I was able to use this white paper and compiler intrinsics to build a rudimentary version that's nearly twice as fast.  It is feasible to swap out the existing scalar and portable implementation for this faster variant similar to the way Linux offers SIMD accelerated versions of cryptographic and hashing routines within their kernel.  

As a matter of fact, zfsonlinux is already doing this:


While I understand the desire to remain close to the reference ZFS implementation with Illumos and maybe there doesn't need to be quite that many versions of fletcher4 (they do a superscalar version that presumably tries to take advantage of Out-of-Order execution - hoping the microarchitecture can schedule the instructions efficiently by noticing the lack of data dependencies), it does seem silly to ignore a working implementation that is measurably faster for CPUs that support it.  It has even been backported to SSSE3 instructions:
Comment 1 Adam Stylinski 2017-03-30 17:07:42 UTC
If desired, I can post my benchmark code.  It is using more instructions than the zfsonlinux variant (I used SIMD intrinsics instead of inline assembly).  The extra instructions are mostly just shuffling values between registers.  After the intermediate sum loop is completed I aliased into the __m256i's instead of doing vmovqdu into memory for the constant multiplications.  I suspect the compiler was able to shuffle registers around enough to avoid some trips to memory, but the Intel whitepaper isn't quite fair to itself, as I think they are comparing the best possible performance without SIMD (which is not the original loop, but the loop unrolled 4 times) with their SIMD variant.
Comment 2 Allan Jude freebsd_committer 2017-03-30 18:36:04 UTC
any additional information, benchmark code, etc you can provide will be useful. Thank you.
Comment 3 Adam Stylinski 2017-03-30 18:56:57 UTC
Created attachment 181322 [details]
Quick benchmark

Please don't mind the C++, the actual function is clean C.  Be sure to compile with -mavx2.

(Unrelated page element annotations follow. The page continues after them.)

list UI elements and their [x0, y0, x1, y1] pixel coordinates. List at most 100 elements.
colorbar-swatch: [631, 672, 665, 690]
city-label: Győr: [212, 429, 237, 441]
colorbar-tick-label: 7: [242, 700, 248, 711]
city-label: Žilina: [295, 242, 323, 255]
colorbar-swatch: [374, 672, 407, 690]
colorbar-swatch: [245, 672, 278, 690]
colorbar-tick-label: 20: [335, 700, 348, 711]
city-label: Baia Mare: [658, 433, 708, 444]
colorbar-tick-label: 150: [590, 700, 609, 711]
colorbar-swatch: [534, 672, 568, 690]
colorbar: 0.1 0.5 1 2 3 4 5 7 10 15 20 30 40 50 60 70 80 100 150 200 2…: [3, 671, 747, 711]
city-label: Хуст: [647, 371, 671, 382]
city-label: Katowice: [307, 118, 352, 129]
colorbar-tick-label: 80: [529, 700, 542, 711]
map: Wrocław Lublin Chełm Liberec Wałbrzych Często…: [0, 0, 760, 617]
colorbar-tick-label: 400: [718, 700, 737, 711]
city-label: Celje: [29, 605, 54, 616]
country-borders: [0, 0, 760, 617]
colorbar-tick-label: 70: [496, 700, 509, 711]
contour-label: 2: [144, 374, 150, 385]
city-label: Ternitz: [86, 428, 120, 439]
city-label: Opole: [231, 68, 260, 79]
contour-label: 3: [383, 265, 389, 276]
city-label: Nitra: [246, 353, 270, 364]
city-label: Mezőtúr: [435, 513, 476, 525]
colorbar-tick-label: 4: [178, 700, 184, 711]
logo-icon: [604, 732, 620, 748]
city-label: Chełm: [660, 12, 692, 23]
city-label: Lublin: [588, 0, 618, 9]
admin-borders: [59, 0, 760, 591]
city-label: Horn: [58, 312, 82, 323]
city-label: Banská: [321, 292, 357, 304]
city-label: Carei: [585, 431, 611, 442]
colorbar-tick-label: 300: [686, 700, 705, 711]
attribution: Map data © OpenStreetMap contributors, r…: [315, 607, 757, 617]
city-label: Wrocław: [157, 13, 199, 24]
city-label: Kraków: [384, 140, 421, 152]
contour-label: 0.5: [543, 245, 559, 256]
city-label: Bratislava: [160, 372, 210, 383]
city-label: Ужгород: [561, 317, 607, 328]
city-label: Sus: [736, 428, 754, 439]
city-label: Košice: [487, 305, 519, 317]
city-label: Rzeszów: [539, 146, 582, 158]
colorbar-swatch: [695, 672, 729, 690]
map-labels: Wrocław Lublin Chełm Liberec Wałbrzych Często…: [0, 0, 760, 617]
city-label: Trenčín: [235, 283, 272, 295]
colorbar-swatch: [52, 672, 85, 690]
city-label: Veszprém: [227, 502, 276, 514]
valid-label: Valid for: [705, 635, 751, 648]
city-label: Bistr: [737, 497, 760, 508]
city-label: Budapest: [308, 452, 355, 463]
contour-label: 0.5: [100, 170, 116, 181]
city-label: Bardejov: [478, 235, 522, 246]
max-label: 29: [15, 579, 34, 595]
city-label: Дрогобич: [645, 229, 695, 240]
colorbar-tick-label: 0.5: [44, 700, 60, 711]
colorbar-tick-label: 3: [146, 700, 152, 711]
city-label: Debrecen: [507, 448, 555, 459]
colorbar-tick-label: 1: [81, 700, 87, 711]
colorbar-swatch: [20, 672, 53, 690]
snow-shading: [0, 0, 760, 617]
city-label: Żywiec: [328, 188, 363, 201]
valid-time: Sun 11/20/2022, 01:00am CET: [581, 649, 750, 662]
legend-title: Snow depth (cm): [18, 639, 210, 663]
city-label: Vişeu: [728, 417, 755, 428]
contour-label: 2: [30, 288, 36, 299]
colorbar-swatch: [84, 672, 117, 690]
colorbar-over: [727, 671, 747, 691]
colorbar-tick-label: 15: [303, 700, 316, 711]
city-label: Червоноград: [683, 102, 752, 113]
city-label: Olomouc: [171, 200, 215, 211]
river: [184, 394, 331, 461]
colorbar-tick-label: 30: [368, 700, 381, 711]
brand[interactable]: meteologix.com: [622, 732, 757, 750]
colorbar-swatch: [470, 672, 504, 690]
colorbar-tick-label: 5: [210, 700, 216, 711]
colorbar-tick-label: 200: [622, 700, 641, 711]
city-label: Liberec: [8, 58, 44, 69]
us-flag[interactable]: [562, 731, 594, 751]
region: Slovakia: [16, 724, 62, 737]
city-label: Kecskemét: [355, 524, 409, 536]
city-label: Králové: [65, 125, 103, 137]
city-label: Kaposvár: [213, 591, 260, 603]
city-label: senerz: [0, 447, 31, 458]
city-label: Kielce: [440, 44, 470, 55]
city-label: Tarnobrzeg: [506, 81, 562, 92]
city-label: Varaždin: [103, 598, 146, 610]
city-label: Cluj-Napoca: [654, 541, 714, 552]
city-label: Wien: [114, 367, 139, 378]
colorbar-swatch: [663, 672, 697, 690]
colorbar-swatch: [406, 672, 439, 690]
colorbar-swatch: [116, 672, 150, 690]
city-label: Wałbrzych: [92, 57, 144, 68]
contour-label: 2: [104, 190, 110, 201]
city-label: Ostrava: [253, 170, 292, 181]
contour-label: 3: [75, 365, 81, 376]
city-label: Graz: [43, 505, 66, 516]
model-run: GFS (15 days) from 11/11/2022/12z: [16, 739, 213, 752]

It's worth noting that the code that's integrated into ZFS On Linux appears to do benchmark code to select the fastest function and dynamically reassigns a function pointer to that function (at maybe module load time?).  Adding the extra layer of function pointers will probably be somewhat necessary for this kind of modularity, though this obviously has some security implications (in that corrupting this pointer value can lead to bad things).  I hardly think it'd be the first function pointer dispatched in the FreeBSD kernel, though.

Given that IXSystems cares about ZFS performance and distributes on hardware with some lower powered Atom CPUs, I figured this would be of interest.
Comment 4 Adam Stylinski 2017-03-30 19:54:18 UTC
Created attachment 181326 [details]
SSE4 implementation

Also not as impactful, but definitely measurable is an SSE4 variant.  This will actually run on Atoms and a much larger number of other pre-Haswell CPUs.  

The ZFS On Linux version does 8 padds per loop iteration because they are avoiding the pmovzxdq instruction.  This is probably to be compatible with SSSE3 and not require SSE4.
Comment 5 Adam Stylinski 2017-04-03 19:22:34 UTC
Created attachment 181440 [details]
same benchmark but with 128k checksums

128k widths are more realistic for ZFS.  Though, 8k will probably fit into cache lines a little better if you're trying to mitigate memory access effects.